Pixels are the data acquisition points for thermal measurement, and this data is used to create a visual image from the thermal profile, Chynoweth explains. “More data points mean more information is provided for accurate thermal interpretation. More pixels also mean greater visual resolution in the thermal image, so for a given field of view smaller details can be identified in the thermal image and accurately measured for temperature.”

Chynoweth says that to make IR cameras affordable to wider range of users, detectors with pixel counts of 160×120, with or without interpolation, were introduced as a low-cost alternative. “But this is one-fourth the resolution of the 320×240 detector: 76,800 pixels vs. 19,200,” he stresses. “The larger detector produces an image twice as wide and twice as high, with four times the data for a given field of view.”

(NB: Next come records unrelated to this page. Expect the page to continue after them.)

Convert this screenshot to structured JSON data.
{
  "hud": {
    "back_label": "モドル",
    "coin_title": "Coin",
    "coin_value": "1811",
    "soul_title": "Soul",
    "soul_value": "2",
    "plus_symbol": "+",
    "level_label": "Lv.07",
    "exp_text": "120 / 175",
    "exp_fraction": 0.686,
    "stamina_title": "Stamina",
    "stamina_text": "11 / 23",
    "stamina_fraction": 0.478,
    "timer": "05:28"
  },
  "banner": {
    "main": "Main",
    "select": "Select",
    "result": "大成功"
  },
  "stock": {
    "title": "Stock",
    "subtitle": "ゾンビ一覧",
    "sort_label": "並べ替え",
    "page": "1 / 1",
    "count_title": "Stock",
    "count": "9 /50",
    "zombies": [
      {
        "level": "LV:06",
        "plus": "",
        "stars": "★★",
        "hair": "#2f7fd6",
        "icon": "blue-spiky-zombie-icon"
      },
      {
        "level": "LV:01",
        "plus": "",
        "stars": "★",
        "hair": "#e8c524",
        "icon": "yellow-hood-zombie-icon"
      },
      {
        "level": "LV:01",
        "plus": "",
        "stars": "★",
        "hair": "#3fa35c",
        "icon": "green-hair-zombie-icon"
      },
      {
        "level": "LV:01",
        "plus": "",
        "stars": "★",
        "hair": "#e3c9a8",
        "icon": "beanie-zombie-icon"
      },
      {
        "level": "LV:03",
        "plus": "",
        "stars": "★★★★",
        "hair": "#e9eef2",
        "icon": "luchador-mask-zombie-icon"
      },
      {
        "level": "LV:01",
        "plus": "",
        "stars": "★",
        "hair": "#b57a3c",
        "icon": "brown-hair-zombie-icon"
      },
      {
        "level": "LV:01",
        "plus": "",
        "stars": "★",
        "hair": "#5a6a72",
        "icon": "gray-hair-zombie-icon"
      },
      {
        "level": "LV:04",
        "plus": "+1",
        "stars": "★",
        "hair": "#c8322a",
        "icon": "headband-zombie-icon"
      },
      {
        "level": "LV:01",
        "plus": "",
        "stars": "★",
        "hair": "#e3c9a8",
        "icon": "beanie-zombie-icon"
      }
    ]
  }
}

For the working thermographer, high-resolution allows a camera to work at a much greater distance from a target without loss of temperature measurement accuracy, Chynoweth explains. “A target must cover at least 9 pixels on the FPA to be accurately resolved, or else the resulting temperature measurement will be compromised when the camera averages in extraneous background,” he says. The lower resolution detector interpolates a greater area between pixels and averages in temperature readings unrelated to the target. In practice, a target that’s 0.25 sq. in. can be accurately measured for temperature at a distance of 60 ft. with the 320×240 detector, while the 160×120 detector has to be at 30 ft. to ensure the same accuracy. (Distances based on a 25° x 19° lens).

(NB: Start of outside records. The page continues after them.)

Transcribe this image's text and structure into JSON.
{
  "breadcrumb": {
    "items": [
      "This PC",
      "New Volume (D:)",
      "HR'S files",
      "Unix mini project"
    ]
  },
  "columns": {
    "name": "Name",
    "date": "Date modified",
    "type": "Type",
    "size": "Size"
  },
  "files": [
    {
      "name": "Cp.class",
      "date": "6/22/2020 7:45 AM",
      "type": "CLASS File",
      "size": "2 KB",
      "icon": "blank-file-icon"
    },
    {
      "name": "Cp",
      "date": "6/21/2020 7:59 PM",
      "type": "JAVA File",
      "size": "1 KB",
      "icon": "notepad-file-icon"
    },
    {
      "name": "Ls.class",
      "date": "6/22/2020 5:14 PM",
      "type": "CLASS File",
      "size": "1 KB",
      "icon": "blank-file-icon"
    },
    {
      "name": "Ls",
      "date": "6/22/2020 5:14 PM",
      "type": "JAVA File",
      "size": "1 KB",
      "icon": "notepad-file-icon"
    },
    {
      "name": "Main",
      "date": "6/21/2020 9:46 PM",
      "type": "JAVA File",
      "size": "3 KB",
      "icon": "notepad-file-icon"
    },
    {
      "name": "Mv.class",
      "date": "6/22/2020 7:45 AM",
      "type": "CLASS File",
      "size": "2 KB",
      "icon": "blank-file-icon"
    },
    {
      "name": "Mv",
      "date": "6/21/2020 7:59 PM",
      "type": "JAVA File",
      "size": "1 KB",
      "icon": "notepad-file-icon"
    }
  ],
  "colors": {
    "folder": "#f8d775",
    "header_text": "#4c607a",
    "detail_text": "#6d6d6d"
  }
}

“Resolution is even more important in infrared imaging than it is in digital photography, and everyone knows how photographers boast about the resolution of their newest digital cameras,” Chynoweth says. “In infrared, resolution affects temperature measurement accuracy, not just image quality. The 320×240 detector, with 76,800 temperature-measuring pixels, resolves an area smaller than a tenth of a square inch at six feet, while the 160×120 detector, with just 19,200 pixels, can’t image anything smaller than twice that size With more background averaged into temperature readings, the readings are inherently less accurate. Likewise, the low-resolution thermal image looks like it’s made of tiny little squares, no matter what the viewing size.”

Another fine point in detector design is fill factor – the space between pixels on the detector that has to be interpolated when the image is formed electronically. “The newest detectors developed by our company have reduced this spacing 25%, giving them the highest fill factor and best imaging capability in the industry,” Chynoweth concludes.